Questions fréquentes

Qu'est-ce qu'un pourvoi en cassation devant le Conseil d'Etat ?
C'est un recours devant la plus haute juridiction administrative française pour contester une décision rendue en dernier ressort par une juridiction administrative inférieure. Il est soumis à une procédure d'admission préalable.
Quelles sont les conditions pour qu'un pourvoi en cassation soit admis ?
Le pourvoi doit être recevable et fondé sur un moyen sérieux. L'admission est refusée si le pourvoi est irrecevable ou ne présente aucun moyen sérieux.
Que se passe-t-il si je me désiste de ma demande devant le juge des référés ?
Le juge donne acte du désistement et l'affaire est close. Vous ne pouvez plus demander la suspension ou l'injonction, mais vous pouvez contester l'ordonnance de désistement par un pourvoi en cassation si vous estimez qu'elle est irrégulière.
Puis-je obtenir l'aide juridictionnelle provisoire après mon désistement ?
L'aide juridictionnelle provisoire peut être demandée à tout moment, mais le juge peut la refuser si la demande est devenue sans objet, par exemple après un désistement.
Le juge des référés doit-il surseoir à statuer en attendant la décision sur l'aide juridictionnelle ?
Le juge peut surseoir à statuer si l'aide juridictionnelle est nécessaire pour garantir les droits de la défense, mais il n'y est pas obligé.
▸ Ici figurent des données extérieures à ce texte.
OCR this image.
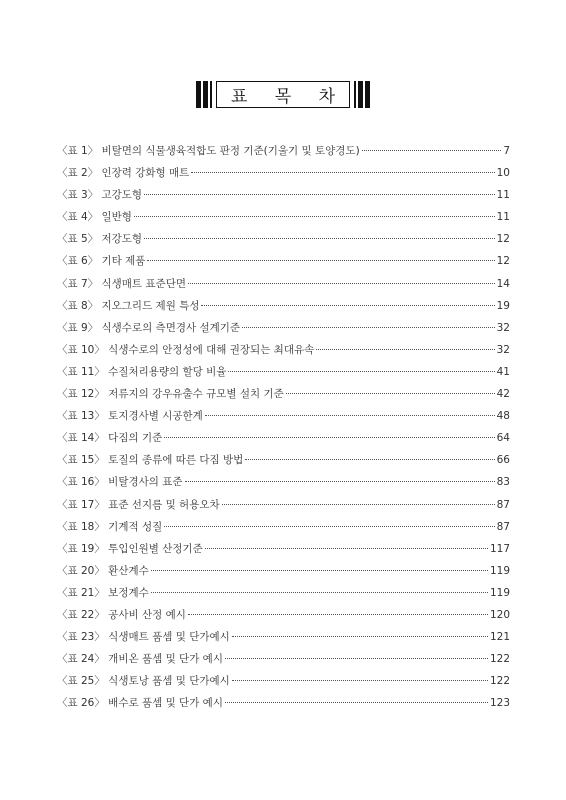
표 목 차
〈표 1〉 비탈면의 식물생육적합도 판정 기준(기울기 및 토양경도)	7
〈표 2〉 인장력 강화형 매트	10
〈표 3〉 고강도형	11
〈표 4〉 일반형	11
〈표 5〉 저강도형	12
〈표 6〉 기타 제품	12
〈표 7〉 식생매트 표준단면	14
〈표 8〉 지오그리드 제원 특성	19
〈표 9〉 식생수로의 측면경사 설계기준	32
〈표 10〉 식생수로의 안정성에 대해 권장되는 최대유속	32
〈표 11〉 수질처리용량의 할당 비율	41
〈표 12〉 저류지의 강우유출수 규모별 설치 기준	42
〈표 13〉 토지경사별 시공한계	48
〈표 14〉 다짐의 기준	64
〈표 15〉 토질의 종류에 따른 다짐 방법	66
〈표 16〉 비탈경사의 표준	83
〈표 17〉 표준 선지름 및 허용오차	87
〈표 18〉 기계적 성질	87
〈표 19〉 투입인원별 산정기준	117
〈표 20〉 환산계수	119
〈표 21〉 보정계수	119
〈표 22〉 공사비 산정 예시	120
〈표 23〉 식생매트 품셈 및 단가예시	121
〈표 24〉 개비온 품셈 및 단가 예시	122
〈표 25〉 식생토낭 품셈 및 단가예시	122
〈표 26〉 배수로 품셈 및 단가 예시	123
En l'espèce, le Conseil d'Etat a jugé que l'absence de sursis n'était pas un moyen sérieux.
Quels sont les moyens sérieux pour contester une ordonnance de désistement ?
Il faut démontrer une erreur de droit, une erreur de qualification juridique des faits, ou une méconnaissance de l'office du juge. En l'espèce, les moyens invoqués n'ont pas été jugés sérieux.